By Holden Mann
NERC’s team updating the requirements for determining and communicating system operating limits (SOLs) is preparing for a 45-day comment period and formal ballot to begin April 23 (Project 2015-09).
In a webinar earlier this week, standards drafting team chair Dean LaForest of ISO-NE said the team is hopeful that it has addressed industry objections raised in two previous ballots in 2017 and 2018 on standards FAC-010, FAC-011 and FAC-014. He acknowledged that the SDT’s efforts had not progressed as quickly as hoped over the past several years, due in part to a decision to expand its scope beyond NERC’s original mandate.
Complications from Scope Expansion
“Our drafting team was established to modify a succinct set of FAC standards,” LaForest said. “What has ensued since is a realization … that to do so properly seems to also include an alignment of other standards … that deal with SOLs and SOL exceedances.”
The team saw this move as necessary since exceeding SOLs could have impacts across utilities’ operations, but its widening focus troubled industry participants. Along with the original three standards, the proposal eventually involved changes to CIP-014, PRC-002, PRC-023, PRC-026, FAC-003 and FAC-013, and introduced a new standard, FAC-015.
In particular, the team’s last in-person meeting this year focused on criticism of the potential administrative burden of the logging and communication activities required by the proposed standards. (See SOL Project Team Preparing for March Posting.)

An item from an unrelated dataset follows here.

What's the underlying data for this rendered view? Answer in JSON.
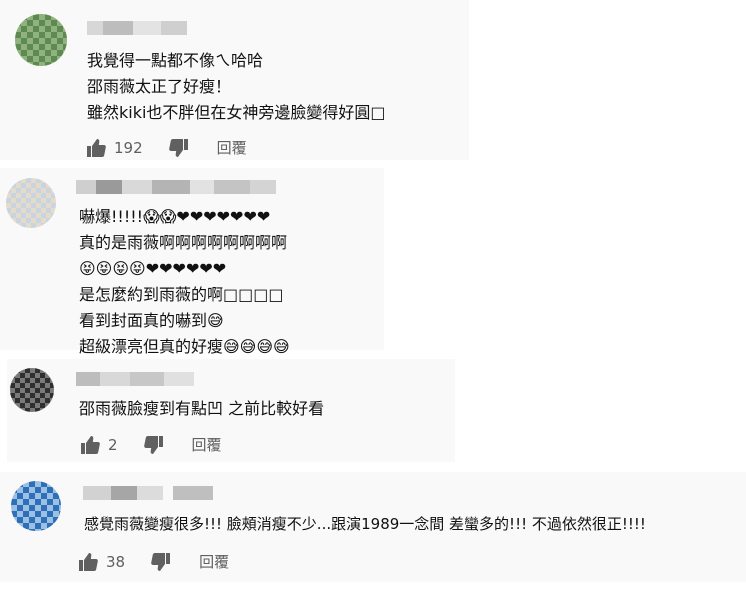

Flexibility in Exceedance Communication
The latest proposal includes several modifications in response to these industry objections. Significantly, requirements in FAC-011 were updated to provide a “clear, consistent framework for SOL exceedance determination” and a new method for communicating exceedances between reliability coordinators and transmission operators. Reliability standards TOP-001 and IRO-008 would also be impacted by the changes.
Taken together, the new requirements would enable RCs to set a threshold for communicating exceedances based on the risk posed to the bulk power system, rather than being tied to a specific number. The team hopes this move will provide operators with the flexibility needed to respond to changing local conditions.
“We feel like this really allows the operators to focus on the critical activities of mitigating the SOL exceedance, rather than … [having] to have my operators pick up the phone … to tell someone else about something that happened five minutes ago,” said Stephen Solis of ERCOT. “That has been the focus of the last few months of intensive discussions on this particular subject, and we feel like we landed on a good spot [and] tied it to IRO and TOP standards so that the notification piece [doesn’t] take up a majority of the operator’s time.”
FAC Standard Changes Dialed Back
In another major update, the team decided to drop its proposed new standard, FAC-015 — which would have addressed criteria for determining SOLs — based on industry feedback that FAC-014 already meets this need without requiring a new standard. Instead, SDT members decided to add a new requirement to FAC-014 mandating that planning coordinators and transmission planners use facility ratings, voltage limits and stability criteria that are “at least as conservative as those used in operations.”
In addition to simplifying the SDT’s proposal, the change will also create a more straightforward case for retiring FAC-010, which relates to determining SOLs for system planners.
“As long as they are either more conservative than [those] used in operations, or they describe why they are not, they meet the intent of the requirement, and there is coordination between the limit assumptions used in operations and planning,” said LaForest. “We believe this will allow us to retire FAC-010 and still meet the original intent and purpose for the joint standards issued some 10-plus years ago.”